We stopped by the hotel briefly to drop off our pottery, then traveled to the Jing’an Sculpture park near the Natural History Museum. Lots of families were enjoying the nice weather in this park. While we were here the fountain turned on, surprising everyone with several cool patterns. Amongst our other favorites were the deer with butterfly antlers and the metal hands sculpture, “Sisters.”

Jing'an Sculpture Park

Jing'an Sculpture Park

Jing'an Sculpture Park

Jing'an Sculpture Park

On a friend’s recommendation, we tried Vegetarian Lifestyle for lunch. The ‘short ribs’ were great but the Kung Pao ‘chicken’ was just OK (the texture was spot on but the flavor was very one-dimensional). Leandra’s dumplings with mushroom and other veg were also just OK, a bit bland, and the dipping sauce that came with didn’t add much to the party. Service was incredibly slow with our waitress disappearing for long stretches. Pricey for what you get, I don’t think we would return.

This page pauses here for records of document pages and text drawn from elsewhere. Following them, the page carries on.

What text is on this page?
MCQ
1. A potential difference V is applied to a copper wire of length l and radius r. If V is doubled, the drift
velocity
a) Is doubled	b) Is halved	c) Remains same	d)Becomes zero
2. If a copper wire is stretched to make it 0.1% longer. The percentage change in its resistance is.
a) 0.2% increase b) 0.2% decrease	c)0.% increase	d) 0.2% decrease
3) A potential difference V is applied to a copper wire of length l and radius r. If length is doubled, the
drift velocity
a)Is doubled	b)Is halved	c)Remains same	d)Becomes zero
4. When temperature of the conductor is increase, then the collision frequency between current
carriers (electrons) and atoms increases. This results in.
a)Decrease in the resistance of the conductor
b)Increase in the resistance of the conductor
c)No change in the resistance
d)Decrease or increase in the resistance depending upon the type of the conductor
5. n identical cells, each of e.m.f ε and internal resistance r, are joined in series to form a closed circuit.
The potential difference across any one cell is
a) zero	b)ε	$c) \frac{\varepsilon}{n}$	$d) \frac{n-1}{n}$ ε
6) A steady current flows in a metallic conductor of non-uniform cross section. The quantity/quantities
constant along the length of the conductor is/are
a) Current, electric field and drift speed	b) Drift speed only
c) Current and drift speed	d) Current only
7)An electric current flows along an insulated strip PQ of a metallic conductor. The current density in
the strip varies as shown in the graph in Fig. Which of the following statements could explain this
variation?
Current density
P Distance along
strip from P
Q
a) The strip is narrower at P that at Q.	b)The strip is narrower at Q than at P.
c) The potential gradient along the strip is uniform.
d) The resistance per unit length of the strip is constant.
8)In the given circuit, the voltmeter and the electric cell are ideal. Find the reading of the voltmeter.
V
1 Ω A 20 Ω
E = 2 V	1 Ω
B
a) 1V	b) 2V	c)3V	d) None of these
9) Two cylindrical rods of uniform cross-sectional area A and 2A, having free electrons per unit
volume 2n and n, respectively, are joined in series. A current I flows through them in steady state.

meatless kung pao chicken @ Vegetarian Lifestyle

We had some daylight left, so we hopped on the subway to the Pudong side for views of the Pearl TV tower and other downtown buildings up close via the circular pedestrian walkway.

selfie w/ the Oriental Pearl TV Tower  Shanghai buildings

sculpture in Ming Zhu Park

Thinking a glass (or two) of wine would be nice, we jumped back on the metro (thank goodness for three-day unlimited metro cards) to the Jing’an Temple area, which was all messed up with construction. We arrived at Dr. Wine after Google said they would be open, but there was no one inside and the place was very dim. Disappointed, we started searching for other options when a man walked past us into the restaurant… they were open, just really quiet! With the choice of any seat, we grabbed a cozy couch I ordered a Nelson, NZ Chardonnay, then a Sav Blanc from the same region. Leandra had a rosé and then a South African pinotage, and we split a dried fruit and mixed nuts snack. Several groups came in for dinner and were seated upstairs so the downstairs lounge remained relaxed and uncrowded for a Saturday night.